Find a value of "a" such that the function
f(x) = x^2e^ax has a critical point at x = -1.

I have no clue how to do this??
• Oct 27th 2008, 05:10 PM
Krizalid
Critical points are found by makin' \$\displaystyle f'(x)=0,\$ do it.
• Oct 27th 2008, 05:15 PM
ab32
i dont know how f! when theres a e????
• Oct 28th 2008, 12:02 PM
ab32
can any one else tell me how to slove this? Please
• Oct 28th 2008, 01:37 PM
Cakecake
First you find the derivative of it, by using the product rule. If you don't know how to do that then you should start paying attention in class.

\$\displaystyle x^2e^{ax}\$

\$\displaystyle 2xe^{ax} + ae^{ax}x^2\$ I'm almost positive this is right, the derivative of the exponent of e may be wrong. So if it is, can someone kindly point that out.

You can carry on from here.
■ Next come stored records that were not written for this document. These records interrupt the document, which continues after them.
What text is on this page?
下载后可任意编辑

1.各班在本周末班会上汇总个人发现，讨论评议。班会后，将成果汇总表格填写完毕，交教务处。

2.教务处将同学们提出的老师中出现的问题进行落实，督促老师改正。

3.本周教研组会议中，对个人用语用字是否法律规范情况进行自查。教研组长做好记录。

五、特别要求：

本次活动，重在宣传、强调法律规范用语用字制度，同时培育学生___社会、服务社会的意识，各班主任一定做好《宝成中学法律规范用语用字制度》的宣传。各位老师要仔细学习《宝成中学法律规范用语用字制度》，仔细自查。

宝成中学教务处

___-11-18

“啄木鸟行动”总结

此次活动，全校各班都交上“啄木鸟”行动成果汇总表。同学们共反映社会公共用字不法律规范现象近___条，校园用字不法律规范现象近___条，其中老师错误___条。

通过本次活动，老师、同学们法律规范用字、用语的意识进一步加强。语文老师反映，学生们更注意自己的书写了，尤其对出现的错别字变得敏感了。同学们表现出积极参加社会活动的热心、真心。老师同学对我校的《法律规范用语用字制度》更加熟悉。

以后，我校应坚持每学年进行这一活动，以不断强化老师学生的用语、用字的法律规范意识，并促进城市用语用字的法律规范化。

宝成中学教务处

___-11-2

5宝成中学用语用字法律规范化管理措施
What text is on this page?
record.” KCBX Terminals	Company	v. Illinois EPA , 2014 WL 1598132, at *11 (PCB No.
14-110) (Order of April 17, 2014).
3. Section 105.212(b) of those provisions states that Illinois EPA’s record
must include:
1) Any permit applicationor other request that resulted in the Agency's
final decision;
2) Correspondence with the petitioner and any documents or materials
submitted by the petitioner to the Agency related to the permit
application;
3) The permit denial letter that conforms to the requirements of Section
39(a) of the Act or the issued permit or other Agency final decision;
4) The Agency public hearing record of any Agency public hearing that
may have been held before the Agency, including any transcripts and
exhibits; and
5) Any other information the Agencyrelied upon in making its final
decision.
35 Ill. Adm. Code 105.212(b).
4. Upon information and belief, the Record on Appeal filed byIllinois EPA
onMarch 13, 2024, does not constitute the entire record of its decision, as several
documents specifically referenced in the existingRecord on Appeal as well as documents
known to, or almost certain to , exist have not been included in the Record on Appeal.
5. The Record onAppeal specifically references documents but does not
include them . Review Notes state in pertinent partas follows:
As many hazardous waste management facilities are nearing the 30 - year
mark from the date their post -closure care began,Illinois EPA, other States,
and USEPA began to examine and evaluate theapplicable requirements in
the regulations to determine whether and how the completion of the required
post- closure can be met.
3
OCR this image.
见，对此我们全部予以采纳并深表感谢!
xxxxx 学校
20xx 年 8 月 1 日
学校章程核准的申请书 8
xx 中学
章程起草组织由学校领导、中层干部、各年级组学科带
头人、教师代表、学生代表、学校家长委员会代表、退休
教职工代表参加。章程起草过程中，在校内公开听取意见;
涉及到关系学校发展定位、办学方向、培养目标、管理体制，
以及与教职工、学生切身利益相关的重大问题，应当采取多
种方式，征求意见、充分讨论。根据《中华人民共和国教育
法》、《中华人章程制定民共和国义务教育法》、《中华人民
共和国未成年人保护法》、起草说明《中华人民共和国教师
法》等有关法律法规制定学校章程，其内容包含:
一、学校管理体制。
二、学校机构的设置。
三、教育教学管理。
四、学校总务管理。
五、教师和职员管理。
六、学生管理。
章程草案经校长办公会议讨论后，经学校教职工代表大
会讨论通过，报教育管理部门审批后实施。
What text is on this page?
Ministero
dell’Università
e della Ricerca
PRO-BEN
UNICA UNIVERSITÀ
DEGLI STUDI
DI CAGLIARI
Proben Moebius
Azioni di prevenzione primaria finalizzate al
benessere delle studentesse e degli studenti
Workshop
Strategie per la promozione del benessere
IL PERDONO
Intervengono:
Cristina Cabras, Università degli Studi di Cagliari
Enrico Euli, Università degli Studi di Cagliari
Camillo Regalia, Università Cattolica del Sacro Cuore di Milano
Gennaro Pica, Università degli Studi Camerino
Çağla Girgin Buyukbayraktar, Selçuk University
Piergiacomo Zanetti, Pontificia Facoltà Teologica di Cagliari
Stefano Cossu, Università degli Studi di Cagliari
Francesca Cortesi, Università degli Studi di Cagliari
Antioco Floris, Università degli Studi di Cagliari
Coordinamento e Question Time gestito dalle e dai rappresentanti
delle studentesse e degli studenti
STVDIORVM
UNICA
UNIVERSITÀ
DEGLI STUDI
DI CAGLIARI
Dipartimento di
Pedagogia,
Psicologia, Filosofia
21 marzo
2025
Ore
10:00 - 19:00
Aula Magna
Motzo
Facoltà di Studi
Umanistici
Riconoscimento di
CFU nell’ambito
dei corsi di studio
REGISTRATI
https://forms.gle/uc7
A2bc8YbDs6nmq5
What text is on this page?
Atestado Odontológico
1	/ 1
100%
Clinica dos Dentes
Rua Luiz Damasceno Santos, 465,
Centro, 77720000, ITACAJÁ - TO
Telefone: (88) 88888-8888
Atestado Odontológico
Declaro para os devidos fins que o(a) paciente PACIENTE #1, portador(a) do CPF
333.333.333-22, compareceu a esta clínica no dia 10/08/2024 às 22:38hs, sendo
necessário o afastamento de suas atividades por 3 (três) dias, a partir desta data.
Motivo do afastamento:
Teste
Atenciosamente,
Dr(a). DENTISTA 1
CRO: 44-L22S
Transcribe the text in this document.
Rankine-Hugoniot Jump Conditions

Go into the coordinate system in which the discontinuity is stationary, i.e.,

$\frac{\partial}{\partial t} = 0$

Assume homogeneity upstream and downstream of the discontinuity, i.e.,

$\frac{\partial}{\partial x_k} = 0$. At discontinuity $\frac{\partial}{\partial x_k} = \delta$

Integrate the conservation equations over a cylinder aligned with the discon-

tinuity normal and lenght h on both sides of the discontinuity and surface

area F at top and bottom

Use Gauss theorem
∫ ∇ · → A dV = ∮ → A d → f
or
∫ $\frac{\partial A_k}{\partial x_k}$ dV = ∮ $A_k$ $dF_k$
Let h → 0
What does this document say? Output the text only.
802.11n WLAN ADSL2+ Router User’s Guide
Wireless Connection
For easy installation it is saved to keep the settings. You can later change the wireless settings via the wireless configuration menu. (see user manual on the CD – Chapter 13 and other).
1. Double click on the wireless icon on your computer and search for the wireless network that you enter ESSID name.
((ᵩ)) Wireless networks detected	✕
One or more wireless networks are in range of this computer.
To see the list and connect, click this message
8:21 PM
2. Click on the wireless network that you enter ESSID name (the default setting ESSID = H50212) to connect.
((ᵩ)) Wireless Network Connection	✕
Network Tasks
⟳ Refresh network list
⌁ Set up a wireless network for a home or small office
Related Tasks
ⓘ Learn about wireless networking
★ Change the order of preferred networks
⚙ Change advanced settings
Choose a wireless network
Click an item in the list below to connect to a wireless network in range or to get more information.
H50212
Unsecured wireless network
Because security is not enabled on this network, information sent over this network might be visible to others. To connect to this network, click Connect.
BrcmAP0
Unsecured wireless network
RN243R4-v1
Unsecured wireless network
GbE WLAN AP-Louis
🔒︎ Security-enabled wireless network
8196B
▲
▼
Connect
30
Clean it up a bit to make life easier, then set to equal zero and substitute x then solve for a.
• Oct 28th 2008, 02:10 PM
11rdc11
Quote:

Originally Posted by ab32
Find a value of "a" such that the function
f(x) = x^2e^ax has a critical point at x = -1.

I have no clue how to do this??

\$\displaystyle f(x) = x^2e^{ax}\$

Use product rule

\$\displaystyle f'(x)= 2xe^{ax} + x^2ae^{ax}\$

The derivative of e is

\$\displaystyle f(x)=e^x\$

\$\displaystyle f'(x)=e^xdx\$
• Oct 28th 2008, 02:46 PM
ab32
thanks for your help i understand how to get the dervi , now how do i use that -1 critical point?
• Oct 28th 2008, 03:27 PM
11rdc11
You know you have a critical point when the derivative equals 0. The problem told you the critical point was x = -1 so plug all this into your equation

\$\displaystyle 0= 2(-1)e^{a(-1)} + (-1)^2ae^{a(-1)}\$

Now just solve for a